26 avril 2008
Des choses que j'ai vues.
Chaque image me raconte une histoire, tranquillement tragique, calmement déchirée. Le flou, des femmes comme noyées aux portraits de marbre fêlé comme de paisibles chaos en écho,
le desespoir d'un matelas foulé, le froissé intelligible d'un drap posé, l'eau de ton regard lourde comme un secret,
l'algue verte sur un visage fatigué,
des sièges desertiques, des pays vides habités, et vice et versa, aux arbres en ombre rapportées, le fané d'une rose poudrée, et les ombres. L'arête, et la tête d'un animal mort, le quotidien fendu sous la loupe de ton viseur.

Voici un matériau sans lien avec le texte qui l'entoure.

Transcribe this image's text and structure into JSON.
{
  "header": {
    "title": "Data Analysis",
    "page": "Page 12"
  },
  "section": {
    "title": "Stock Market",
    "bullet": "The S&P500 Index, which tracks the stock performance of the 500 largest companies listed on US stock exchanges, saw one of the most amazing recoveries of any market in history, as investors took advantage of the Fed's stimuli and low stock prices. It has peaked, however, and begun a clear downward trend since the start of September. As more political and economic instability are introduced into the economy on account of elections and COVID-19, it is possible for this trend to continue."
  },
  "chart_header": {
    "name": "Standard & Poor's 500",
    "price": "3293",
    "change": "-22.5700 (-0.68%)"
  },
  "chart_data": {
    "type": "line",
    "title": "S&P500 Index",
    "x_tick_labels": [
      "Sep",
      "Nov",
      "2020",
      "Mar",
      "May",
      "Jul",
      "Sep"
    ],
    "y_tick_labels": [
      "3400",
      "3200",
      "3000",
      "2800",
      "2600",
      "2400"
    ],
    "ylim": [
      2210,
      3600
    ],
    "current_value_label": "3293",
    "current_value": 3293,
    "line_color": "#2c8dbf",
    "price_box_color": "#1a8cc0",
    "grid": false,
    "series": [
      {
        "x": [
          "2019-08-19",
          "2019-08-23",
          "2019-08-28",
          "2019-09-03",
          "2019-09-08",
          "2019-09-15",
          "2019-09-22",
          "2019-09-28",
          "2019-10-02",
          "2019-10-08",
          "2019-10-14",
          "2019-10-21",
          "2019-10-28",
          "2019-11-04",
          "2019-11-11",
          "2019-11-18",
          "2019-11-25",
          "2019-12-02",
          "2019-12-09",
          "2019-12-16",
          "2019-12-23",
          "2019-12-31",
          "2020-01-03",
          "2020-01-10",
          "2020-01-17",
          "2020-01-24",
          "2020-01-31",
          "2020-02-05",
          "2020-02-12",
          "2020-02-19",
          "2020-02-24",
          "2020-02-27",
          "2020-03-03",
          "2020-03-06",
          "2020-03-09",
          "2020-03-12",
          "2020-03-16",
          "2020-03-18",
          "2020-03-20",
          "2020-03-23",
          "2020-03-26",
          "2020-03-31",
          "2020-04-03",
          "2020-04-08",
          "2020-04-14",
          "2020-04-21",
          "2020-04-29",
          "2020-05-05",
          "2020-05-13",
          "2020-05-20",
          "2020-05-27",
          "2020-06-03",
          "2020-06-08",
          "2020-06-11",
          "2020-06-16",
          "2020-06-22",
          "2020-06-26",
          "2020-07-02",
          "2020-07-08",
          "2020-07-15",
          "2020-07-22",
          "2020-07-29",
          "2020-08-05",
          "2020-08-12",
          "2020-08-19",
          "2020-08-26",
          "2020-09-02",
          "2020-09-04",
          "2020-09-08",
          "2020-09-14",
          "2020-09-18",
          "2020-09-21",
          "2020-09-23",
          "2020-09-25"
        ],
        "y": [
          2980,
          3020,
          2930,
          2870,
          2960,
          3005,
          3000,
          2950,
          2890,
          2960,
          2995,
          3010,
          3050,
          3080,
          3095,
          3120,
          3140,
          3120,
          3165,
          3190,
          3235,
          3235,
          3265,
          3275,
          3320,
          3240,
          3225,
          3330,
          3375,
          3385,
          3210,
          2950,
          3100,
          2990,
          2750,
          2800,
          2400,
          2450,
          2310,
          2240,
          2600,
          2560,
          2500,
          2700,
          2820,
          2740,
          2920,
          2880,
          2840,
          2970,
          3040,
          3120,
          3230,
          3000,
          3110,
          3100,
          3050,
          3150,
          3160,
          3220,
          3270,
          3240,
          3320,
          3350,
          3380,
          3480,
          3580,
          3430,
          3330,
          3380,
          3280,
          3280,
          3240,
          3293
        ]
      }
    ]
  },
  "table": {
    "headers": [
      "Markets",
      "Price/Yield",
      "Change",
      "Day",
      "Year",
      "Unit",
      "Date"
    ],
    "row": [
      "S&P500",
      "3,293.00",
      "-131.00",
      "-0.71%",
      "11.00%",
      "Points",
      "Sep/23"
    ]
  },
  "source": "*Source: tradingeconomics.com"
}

Un mur de silence où défilent des aimés, j'y vois toujours des absents, enveloppés dans le pourpre, presqu'effacés, le velours d'une joue d'enfant, ta latéralité mal-assise, é-coeurée. Des passants de pluie en coulée de couleur cendrée, la clarté de l'incertitude, voilà ce qui lacère, des plis de pages cornées abîmées, des larmes d'orage, les mains tordues dans des prières païennes pour s'échapper, la mélancolie d'une laverie, l'écorchure d'un pavé, les félures d'un bitume, et les ombres,
Toutes tes images me parlent de moi.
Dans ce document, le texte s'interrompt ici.